Now all that is said by someone having no axe to grind with the British and by one whose name, all three of them, is more British than anyone’s. I documented in another article that they are the most civilized people in the world.
Those who could some up hundreds of years ago with that fabulous document called International Law that’s still in use to this day is, as a German professor related to we MBA candidates, are of the most civilized people in the world.

But with that said, hell is being packed like sardines with a bunch of British in a bus from Vientiane to Hanoi. After seven hours without any kind of break like to take a leak, they won’t complain and I’m in agony. When after
seven hours I finally see an opening, I’m walking over them in the aisles, and they are complaining, in their British accents, at my falling on one’s girlfriend. “Oh you’re hurting her…Oh we’ve all been on
here seven hours.” I’ll take, instead, being on a bus with a bunch of Lao and Vietnamese Hanoi to Vientiane anytime. The Lao and Vietnamese have no problem having the bus driver stop for us to take a leak. It’s a comfortable
trip. The trip with the British is the bus trip from hell.

Former US Ambassador to Vietnam, Pete Peterson, was extremely popular here in Hanoi. His background: He bombed them 68 bombing times before spending time in that prison known as “Hanoi Hilton.” You don’t have to be a
sycophant. My next-door neighbor, a close friend, is a former NVA (North Vietnamese Army) who carries scars from the war and we’re the best of friends. He’s invited me to go to his veteran organization’s next trip to Lang
Son (almost on the border with China). I asked him whether they’d ever consider inviting a Saigon soldier, and he responded, as I knew he would, “No way.” They really do call the Saigon soldiers linh nguy (puppet soldiers).
Yes, the former NVA next-door neighbor is a good one – he had beautiful 14- and 17- year old daughters, and said he’d be glad for me to marry them, were I single.

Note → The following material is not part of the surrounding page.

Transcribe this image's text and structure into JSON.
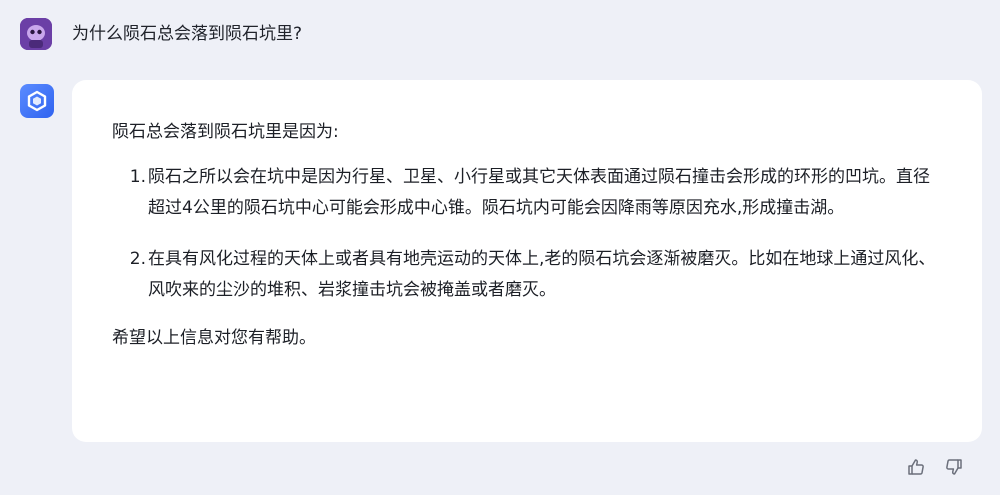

Former Ambassador to Peterson was out here in Hanoi not long ago giving a talk before showing his film, and I got to ask him a question: “Why are all these grand old French buildings still standing? War is destruction, meaning they
should have been flattened. I would have were I in charge.” He responded, “Did you ever notice there are no buildings remaining along the railroad tracks? Have you noticed there are no buildings remaining along the Red River? Regarding
inner Hanoi, the people had been moved out.” He’s right, although I’d never noticed it. To this day, there are no significant buildings along the railroad tracks and nothing in the way of buildings along the Red River (which
runs thru Hanoi.)

Back to the visa factor: Saigon is a better and cheaper situation for visas than is Hanoi. (Notice that you don’t see a “Ho Chi Minh City” out of me; a request from the southerners in that regard brought about the change
in me. To them it will always be “Saigon.”)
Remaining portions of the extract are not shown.